Dead Pixels

Comedy-Serie

Spaß aus dem Vereinigten Königreich

| Dieter Oßwald |
Mit viel Verspätung kaspern die „Dead Pixels“ nun bei ZDF Neo.

„Die Festung steht in Flammen!“: Der Panikanruf erreicht Meg beim Federballspiel. Ihr WG-Mitbewohner Nicky befürchtet eine schwere Schlappe in „Kingdom Scrolls“, jenem Fantasy-Spiel, das die beiden zusammen mit Kumpel Usman seit Jahren gemeinsam spielen. „Das ist meine erste Verabredung seit zwei Monaten!“, protestiert Meg. Aber einmal mehr lässt sie das reale Leben sausen, um in die virtuelle Zocker-Welt einzutauchen.
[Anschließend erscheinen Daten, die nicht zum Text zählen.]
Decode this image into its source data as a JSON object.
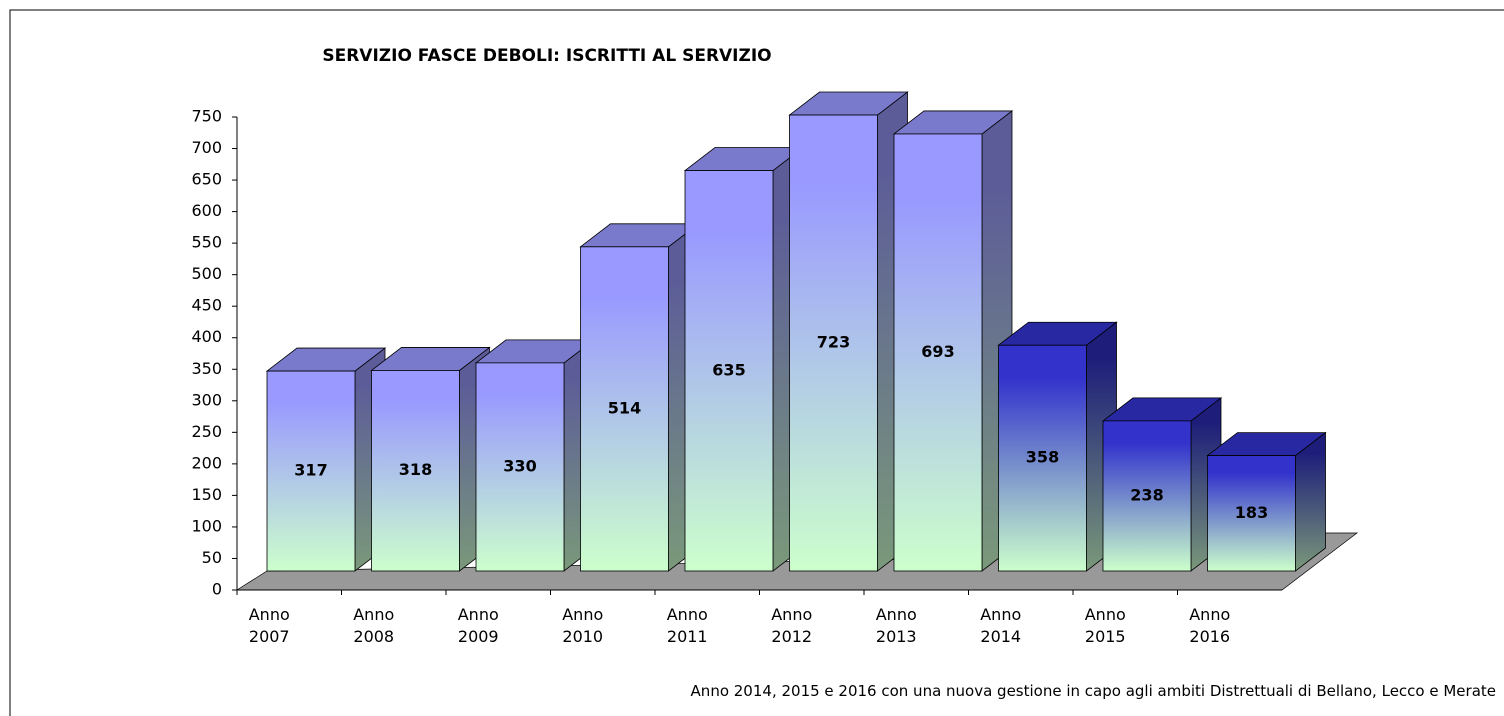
{
  "chart_data": {
    "type": "bar3d",
    "title": "SERVIZIO FASCE DEBOLI: ISCRITTI AL SERVIZIO",
    "categories": [
      "Anno 2007",
      "Anno 2008",
      "Anno 2009",
      "Anno 2010",
      "Anno 2011",
      "Anno 2012",
      "Anno 2013",
      "Anno 2014",
      "Anno 2015",
      "Anno 2016"
    ],
    "values": [
      317,
      318,
      330,
      514,
      635,
      723,
      693,
      358,
      238,
      183
    ],
    "colors": [
      "#9999ff",
      "#9999ff",
      "#9999ff",
      "#9999ff",
      "#9999ff",
      "#9999ff",
      "#9999ff",
      "#3333cc",
      "#3333cc",
      "#3333cc"
    ],
    "gradient_end": "#ccffcc",
    "ylim": [
      0,
      750
    ],
    "yticks": [
      0,
      50,
      100,
      150,
      200,
      250,
      300,
      350,
      400,
      450,
      500,
      550,
      600,
      650,
      700,
      750
    ],
    "annotation": "Anno 2014, 2015 e 2016 con una nuova gestione in capo agli ambiti Distrettuali di Bellano, Lecco e Merate"
  }
}
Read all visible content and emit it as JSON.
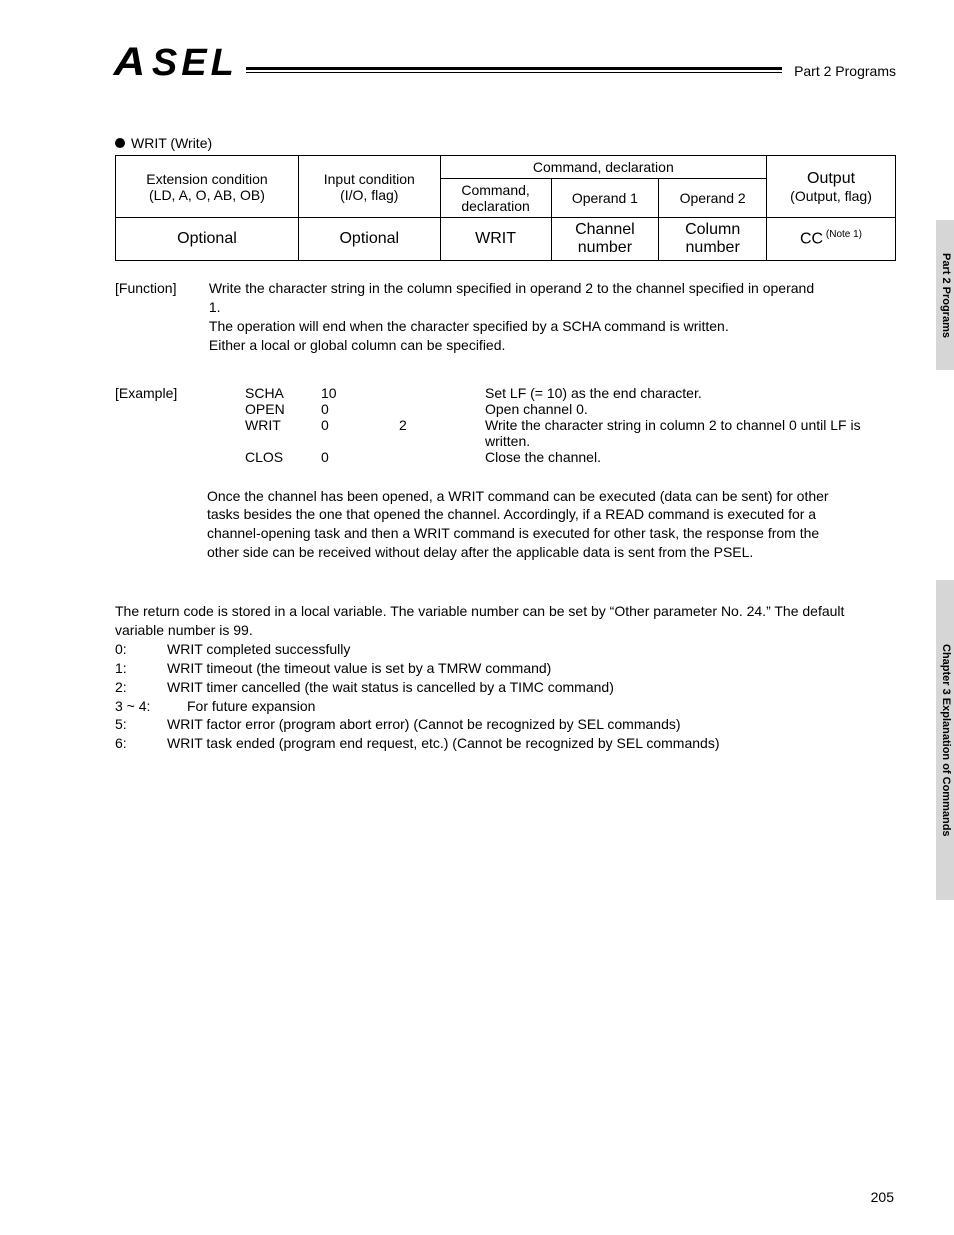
{
  "header": {
    "logo_a": "A",
    "logo_sel": "SEL",
    "right_text": "Part 2  Programs"
  },
  "sidebar": {
    "tab1": "Part 2   Programs",
    "tab2": "Chapter 3   Explanation of Commands"
  },
  "section": {
    "title": "WRIT (Write)"
  },
  "table": {
    "h_ext": "Extension condition",
    "h_ext2": "(LD, A, O, AB, OB)",
    "h_in": "Input condition",
    "h_in2": "(I/O, flag)",
    "h_cmd_decl": "Command, declaration",
    "h_cmd": "Command,",
    "h_cmd2": "declaration",
    "h_op1": "Operand 1",
    "h_op2": "Operand 2",
    "h_out": "Output",
    "h_out2": "(Output, flag)",
    "r_ext": "Optional",
    "r_in": "Optional",
    "r_cmd": "WRIT",
    "r_op1a": "Channel",
    "r_op1b": "number",
    "r_op2a": "Column",
    "r_op2b": "number",
    "r_out": "CC",
    "r_out_note": " (Note 1)"
  },
  "function": {
    "label": "[Function]",
    "line1": "Write the character string in the column specified in operand 2 to the channel specified in operand 1.",
    "line2": "The operation will end when the character specified by a SCHA command is written.",
    "line3": "Either a local or global column can be specified."
  },
  "example": {
    "label": "[Example]",
    "rows": [
      {
        "cmd": "SCHA",
        "op1": "10",
        "op2": "",
        "desc": "Set LF (= 10) as the end character."
      },
      {
        "cmd": "OPEN",
        "op1": "0",
        "op2": "",
        "desc": "Open channel 0."
      },
      {
        "cmd": "WRIT",
        "op1": "0",
        "op2": "2",
        "desc": "Write the character string in column 2 to channel 0 until LF is written."
      },
      {
        "cmd": "CLOS",
        "op1": "0",
        "op2": "",
        "desc": "Close the channel."
      }
    ],
    "para2": "Once the channel has been opened, a WRIT command can be executed (data can be sent) for other tasks besides the one that opened the channel. Accordingly, if a READ command is executed for a channel-opening task and then a WRIT command is executed for other task, the response from the other side can be received without delay after the applicable data is sent from the PSEL."
  },
  "return": {
    "intro": "The return code is stored in a local variable. The variable number can be set by “Other parameter No. 24.” The default variable number is 99.",
    "codes": [
      {
        "c": "0:",
        "t": "WRIT completed successfully"
      },
      {
        "c": "1:",
        "t": "WRIT timeout (the timeout value is set by a TMRW command)"
      },
      {
        "c": "2:",
        "t": "WRIT timer cancelled (the wait status is cancelled by a TIMC command)"
      },
      {
        "c": "3 ~ 4:",
        "t": "For future expansion",
        "wide": true
      },
      {
        "c": "5:",
        "t": "WRIT factor error (program abort error) (Cannot be recognized by SEL commands)"
      },
      {
        "c": "6:",
        "t": "WRIT task ended (program end request, etc.) (Cannot be recognized by SEL commands)"
      }
    ]
  },
  "page_number": "205"
}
Als mit Russell ein neuer Kollege im Büro auftaucht, ergreift sie die neue Flirt-Chance und lädt den potenziellen Lover spontan ins Game-Team ein: „Du darfst ein Spinnenreiter sein“, lautet das großzügige Angebot. Vom Zocken hat Russell jedoch eher wenig Ahnung. Als Avatar bastelt er sich eine bunte Riesenfrau, protzt mit teurer Zusatzausrüstung und geht den drei Hardcore-Spielern mit seiner Fröhlichkeit zunehmend auf den Zeiger.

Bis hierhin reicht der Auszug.